Ubuntu chiselled containers arrive for .NET – smaller, more secure, but beware ‘sharp edges’

Ubuntu chiselled containers arrive for .NET – smaller, more secure, but beware ‘sharp edges’
Forklift and container, image via Shutterstock

Ubuntu has made its chiselled containers for .NET generally available, providing a claimed 20 percent performance improvement for container startup as well as security benefits.

A chiselled container is the same concept as Google’s distroless project: stripping down the container image to only what is required in production. If the container targets a specific runtime such as Java or Node.js, only the binaries used by that runtime are included. Further, there is typically no shell, since a running application does not require it. Other elements removed include the package manager, package dependency metadata, headers and code. There is also no user with root privileges. All operations requiring root can be done when the container image is built. 

Google’s distroless images are widely used, not least by the Kubernetes project, the reason given being to “make the images thinner, safer and less vulnerable.”

Less is better: Chiselled images are notable for what they omit

The new .NET images are the result of cooperation between Microsoft and Ubuntu. Why not just use Google Distroless? The answer is perhaps political. Microsoft Principal Program Manager Richard Lander said that the company only takes artifacts from “upstream distros, specifically Alpine, Debian and Ubuntu … that’s why we never adopted Google Distroless and have been waiting for something like Ubuntu chiseled.” Google Distroless is in fact based on Debian, but Lander’s concern is that if an issue arises with the operating system outside of .NET, Microsoft will look for resolution from the provider of the upstream distro. 

The advantage for Canonical, owner of Ubuntu, is more obvious. Customers using Ubuntu Chiselled Containers can purchase support from the company. 

Another oddity is that Microsoft itself apparently does not use Ubuntu Chiselled Containers. “At Microsoft, we use Mariner Linux,” said Lander, this being its own distro. “That has worked out quite well.”

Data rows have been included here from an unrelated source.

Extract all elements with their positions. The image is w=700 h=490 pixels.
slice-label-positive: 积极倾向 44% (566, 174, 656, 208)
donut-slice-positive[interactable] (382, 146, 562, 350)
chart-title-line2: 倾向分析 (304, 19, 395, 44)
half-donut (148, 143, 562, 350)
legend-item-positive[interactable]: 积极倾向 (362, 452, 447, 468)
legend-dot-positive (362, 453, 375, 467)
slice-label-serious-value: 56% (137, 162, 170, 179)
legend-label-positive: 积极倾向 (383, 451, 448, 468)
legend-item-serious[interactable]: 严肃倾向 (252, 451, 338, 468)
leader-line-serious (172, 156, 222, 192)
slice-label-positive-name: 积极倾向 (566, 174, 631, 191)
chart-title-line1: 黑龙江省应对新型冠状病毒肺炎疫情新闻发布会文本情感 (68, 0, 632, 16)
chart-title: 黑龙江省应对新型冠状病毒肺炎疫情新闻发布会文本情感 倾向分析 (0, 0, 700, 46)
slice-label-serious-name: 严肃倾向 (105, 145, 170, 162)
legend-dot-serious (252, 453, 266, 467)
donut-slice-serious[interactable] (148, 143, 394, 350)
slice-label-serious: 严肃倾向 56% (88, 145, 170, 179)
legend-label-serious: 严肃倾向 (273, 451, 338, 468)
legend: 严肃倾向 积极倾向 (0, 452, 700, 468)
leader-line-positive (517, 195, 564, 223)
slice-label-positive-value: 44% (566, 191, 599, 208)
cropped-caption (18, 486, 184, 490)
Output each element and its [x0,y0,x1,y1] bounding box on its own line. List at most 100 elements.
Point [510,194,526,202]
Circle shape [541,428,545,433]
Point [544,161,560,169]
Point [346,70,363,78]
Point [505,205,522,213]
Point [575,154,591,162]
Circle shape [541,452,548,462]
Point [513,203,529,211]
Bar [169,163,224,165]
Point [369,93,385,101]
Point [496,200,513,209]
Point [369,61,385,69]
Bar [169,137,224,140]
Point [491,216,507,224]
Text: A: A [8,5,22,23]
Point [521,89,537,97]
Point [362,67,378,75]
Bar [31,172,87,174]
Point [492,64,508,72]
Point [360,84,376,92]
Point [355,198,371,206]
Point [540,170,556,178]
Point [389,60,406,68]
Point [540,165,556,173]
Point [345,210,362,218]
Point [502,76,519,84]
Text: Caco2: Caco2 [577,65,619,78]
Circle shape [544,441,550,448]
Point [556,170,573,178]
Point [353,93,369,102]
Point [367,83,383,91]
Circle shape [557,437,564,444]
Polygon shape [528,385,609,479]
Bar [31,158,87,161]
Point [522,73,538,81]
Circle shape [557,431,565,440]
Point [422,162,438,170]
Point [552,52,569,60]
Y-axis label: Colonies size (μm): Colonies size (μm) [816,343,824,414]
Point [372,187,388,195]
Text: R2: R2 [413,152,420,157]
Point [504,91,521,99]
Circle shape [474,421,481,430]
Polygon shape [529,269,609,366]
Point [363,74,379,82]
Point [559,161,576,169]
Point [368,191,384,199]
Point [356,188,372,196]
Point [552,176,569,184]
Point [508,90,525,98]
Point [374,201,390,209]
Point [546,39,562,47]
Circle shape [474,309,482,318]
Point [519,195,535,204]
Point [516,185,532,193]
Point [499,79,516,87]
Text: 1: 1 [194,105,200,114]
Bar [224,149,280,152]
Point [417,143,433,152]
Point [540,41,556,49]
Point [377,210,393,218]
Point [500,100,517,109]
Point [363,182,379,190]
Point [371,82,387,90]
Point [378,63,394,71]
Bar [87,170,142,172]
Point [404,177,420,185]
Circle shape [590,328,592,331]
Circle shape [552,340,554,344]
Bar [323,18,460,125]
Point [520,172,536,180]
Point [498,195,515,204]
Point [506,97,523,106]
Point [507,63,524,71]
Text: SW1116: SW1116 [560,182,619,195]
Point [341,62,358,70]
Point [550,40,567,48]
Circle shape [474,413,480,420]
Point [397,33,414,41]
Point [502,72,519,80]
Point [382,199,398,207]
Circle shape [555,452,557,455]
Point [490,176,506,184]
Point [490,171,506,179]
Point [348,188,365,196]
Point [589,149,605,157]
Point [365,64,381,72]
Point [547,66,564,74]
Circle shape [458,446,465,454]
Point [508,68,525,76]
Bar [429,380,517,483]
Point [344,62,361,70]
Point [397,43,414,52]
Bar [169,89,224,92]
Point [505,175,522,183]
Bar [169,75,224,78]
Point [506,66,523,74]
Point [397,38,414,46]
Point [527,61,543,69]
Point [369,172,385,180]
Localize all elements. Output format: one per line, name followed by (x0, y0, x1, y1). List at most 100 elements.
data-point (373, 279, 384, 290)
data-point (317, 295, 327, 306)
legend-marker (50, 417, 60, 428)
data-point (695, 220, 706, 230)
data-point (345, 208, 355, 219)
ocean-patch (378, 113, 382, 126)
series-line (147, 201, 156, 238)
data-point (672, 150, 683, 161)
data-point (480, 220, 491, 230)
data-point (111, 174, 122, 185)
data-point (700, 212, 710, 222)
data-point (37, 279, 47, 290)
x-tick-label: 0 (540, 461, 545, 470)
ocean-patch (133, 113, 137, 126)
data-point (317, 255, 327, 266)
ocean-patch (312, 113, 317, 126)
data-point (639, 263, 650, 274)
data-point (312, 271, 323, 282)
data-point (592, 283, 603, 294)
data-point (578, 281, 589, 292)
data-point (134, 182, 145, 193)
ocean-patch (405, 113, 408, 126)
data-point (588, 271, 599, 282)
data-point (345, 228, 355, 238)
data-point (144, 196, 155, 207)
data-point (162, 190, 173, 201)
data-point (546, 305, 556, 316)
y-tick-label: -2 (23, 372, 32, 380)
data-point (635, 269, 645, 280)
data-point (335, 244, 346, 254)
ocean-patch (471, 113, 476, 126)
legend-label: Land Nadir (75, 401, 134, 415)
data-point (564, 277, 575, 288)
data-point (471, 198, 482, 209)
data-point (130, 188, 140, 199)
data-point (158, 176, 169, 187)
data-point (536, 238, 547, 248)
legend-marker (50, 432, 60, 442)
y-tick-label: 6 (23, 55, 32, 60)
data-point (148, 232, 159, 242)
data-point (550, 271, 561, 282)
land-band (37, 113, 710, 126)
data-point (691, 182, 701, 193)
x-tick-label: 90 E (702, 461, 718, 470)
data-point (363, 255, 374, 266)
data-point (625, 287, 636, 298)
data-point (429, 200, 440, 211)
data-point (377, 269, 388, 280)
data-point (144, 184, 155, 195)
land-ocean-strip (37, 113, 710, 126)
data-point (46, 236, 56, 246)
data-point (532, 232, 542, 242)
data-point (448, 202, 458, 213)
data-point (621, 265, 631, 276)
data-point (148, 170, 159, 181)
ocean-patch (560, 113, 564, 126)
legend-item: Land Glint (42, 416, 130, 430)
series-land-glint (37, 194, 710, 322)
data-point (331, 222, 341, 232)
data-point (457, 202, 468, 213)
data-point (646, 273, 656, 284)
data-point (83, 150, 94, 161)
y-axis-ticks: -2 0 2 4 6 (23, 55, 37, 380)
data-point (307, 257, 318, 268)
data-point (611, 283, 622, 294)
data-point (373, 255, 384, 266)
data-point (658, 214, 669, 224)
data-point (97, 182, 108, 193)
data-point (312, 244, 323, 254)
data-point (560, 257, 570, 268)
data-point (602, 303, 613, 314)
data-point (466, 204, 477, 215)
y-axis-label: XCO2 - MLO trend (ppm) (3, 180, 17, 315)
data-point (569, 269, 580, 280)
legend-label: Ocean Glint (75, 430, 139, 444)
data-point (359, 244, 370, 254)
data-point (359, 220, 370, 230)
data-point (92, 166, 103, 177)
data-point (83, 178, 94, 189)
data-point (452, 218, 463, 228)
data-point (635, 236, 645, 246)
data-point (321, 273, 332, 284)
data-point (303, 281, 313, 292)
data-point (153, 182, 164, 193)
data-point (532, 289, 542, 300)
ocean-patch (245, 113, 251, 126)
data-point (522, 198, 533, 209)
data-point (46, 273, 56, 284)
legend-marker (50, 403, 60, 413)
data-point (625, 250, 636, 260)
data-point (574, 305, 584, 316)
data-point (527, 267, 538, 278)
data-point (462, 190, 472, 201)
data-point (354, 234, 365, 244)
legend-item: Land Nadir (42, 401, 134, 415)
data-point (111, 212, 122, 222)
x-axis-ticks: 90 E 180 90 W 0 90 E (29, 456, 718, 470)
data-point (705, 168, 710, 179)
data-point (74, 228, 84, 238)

Developers already using Alpine Linux in product may also wonder what is the point of the Ubuntu offering. Alpine is a small distro build with containers and security in mind. Alpine is almost as small according to Microsoft and Canonical. One reason might be that there is benefit in using the same distro for both development and production, and Alpine is not suitable for development. Lander said that “we expect that many Alpine users will remain happy with Alpine and others will prefer Ubuntu Chiseled.”

Despite its advantages, there are snags, the main one being what to do if an application requires a binary that is not included. “We use SkiaSharp and depend on the fontconfig pkg on Alpine to be able to draw text on bitmaps so we install it using apk. How would we go about switching to chiseled runtimes?” asked one developer. The answer might not be straightforward. It is possible to add packages to the chiselled container, though the technique used depends on whether the target package is defined as a “slice”, this being the subset of a package contents “chiselled out” to make it suitable. By default the Chiselled Container for .NET does not include the ICU (International Components for Unicode) which means that among other things, the Microsoft SQL Server client for .NET does not work. There is an official variant that handles this, but for other libraries this can get fiddly. “They call it chiseled because it produces a result with some sharp edges!” said Lander.